We view our current assumptions and results as a step towards providing rigorous proofs for understanding benign overfitting in attention models. Investigating whether these conditions can be relaxed while preserving the phenomenon would be a valuable direction for future work.
Got it - thanks. It would be interesting to see how this work develops. Raising my score from a 4 to a 5.
This paper studies benign overfitting in a single-head softmax attention model.
The reviewers appreciate the strengths of the paper: (pRmd) solid theoretical analysis, new perspectives on the conditions, empirical results confirming theoretical predictions, (wMV9) addresses a relatively under explored setting (attention-based models), aligns with growing interest in Transformers, (Ta2Q) well-written, clearly stated assumptions, originality is good, technically solid, (zipP) rigorous theoretical analysis verified by the experiments, clear writing, well-structured (assumptions and theorem).
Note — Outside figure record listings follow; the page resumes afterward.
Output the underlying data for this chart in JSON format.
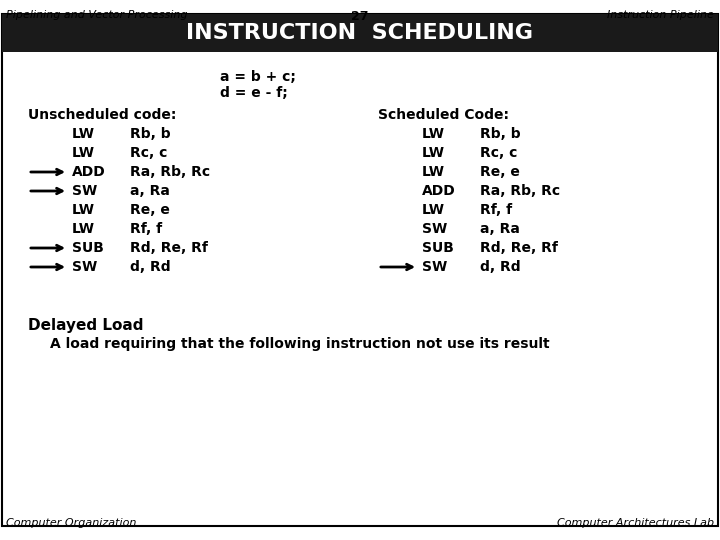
{
  "header_left": "Pipelining and Vector Processing",
  "header_center": "27",
  "header_right": "Instruction Pipeline",
  "title": "INSTRUCTION  SCHEDULING",
  "subtitle1": "a = b + c;",
  "subtitle2": "d = e - f;",
  "footer_left": "Computer Organization",
  "footer_right": "Computer Architectures Lab",
  "unscheduled_header": "Unscheduled code:",
  "scheduled_header": "Scheduled Code:",
  "unscheduled": [
    {
      "arrow": false,
      "op": "LW",
      "args": "Rb, b"
    },
    {
      "arrow": false,
      "op": "LW",
      "args": "Rc, c"
    },
    {
      "arrow": true,
      "op": "ADD",
      "args": "Ra, Rb, Rc"
    },
    {
      "arrow": true,
      "op": "SW",
      "args": "a, Ra"
    },
    {
      "arrow": false,
      "op": "LW",
      "args": "Re, e"
    },
    {
      "arrow": false,
      "op": "LW",
      "args": "Rf, f"
    },
    {
      "arrow": true,
      "op": "SUB",
      "args": "Rd, Re, Rf"
    },
    {
      "arrow": true,
      "op": "SW",
      "args": "d, Rd"
    }
  ],
  "scheduled": [
    {
      "arrow": false,
      "op": "LW",
      "args": "Rb, b"
    },
    {
      "arrow": false,
      "op": "LW",
      "args": "Rc, c"
    },
    {
      "arrow": false,
      "op": "LW",
      "args": "Re, e"
    },
    {
      "arrow": false,
      "op": "ADD",
      "args": "Ra, Rb, Rc"
    },
    {
      "arrow": false,
      "op": "LW",
      "args": "Rf, f"
    },
    {
      "arrow": false,
      "op": "SW",
      "args": "a, Ra"
    },
    {
      "arrow": false,
      "op": "SUB",
      "args": "Rd, Re, Rf"
    },
    {
      "arrow": true,
      "op": "SW",
      "args": "d, Rd"
    }
  ],
  "delayed_load_label": "Delayed Load",
  "delayed_load_desc": "A load requiring that the following instruction not use its result",
  "bg_color": "#ffffff",
  "text_color": "#000000",
  "border_color": "#000000"
}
The reviewers also find the weaknesses of the paper: (pRmd) specific data distribution, (wMV9) theoretical results for GD stop after just two iterations, no convergence analysis or connection to the max-margin solution, (binary signal/noise settings) limiting the richness of attention interaction (Ta2Q) weak significance (binary signal/noise settings), (zipP) oversimplified assumption, lack of training dynamics, not novel.
After the discussion, many concerns seem resolved and clarified (e.g, experiment on MNIST/CIFAR; relaxed assumption on ), and the reviewers agreed upon accepting the paper as it is a good early step despite the limited setting and assumptions.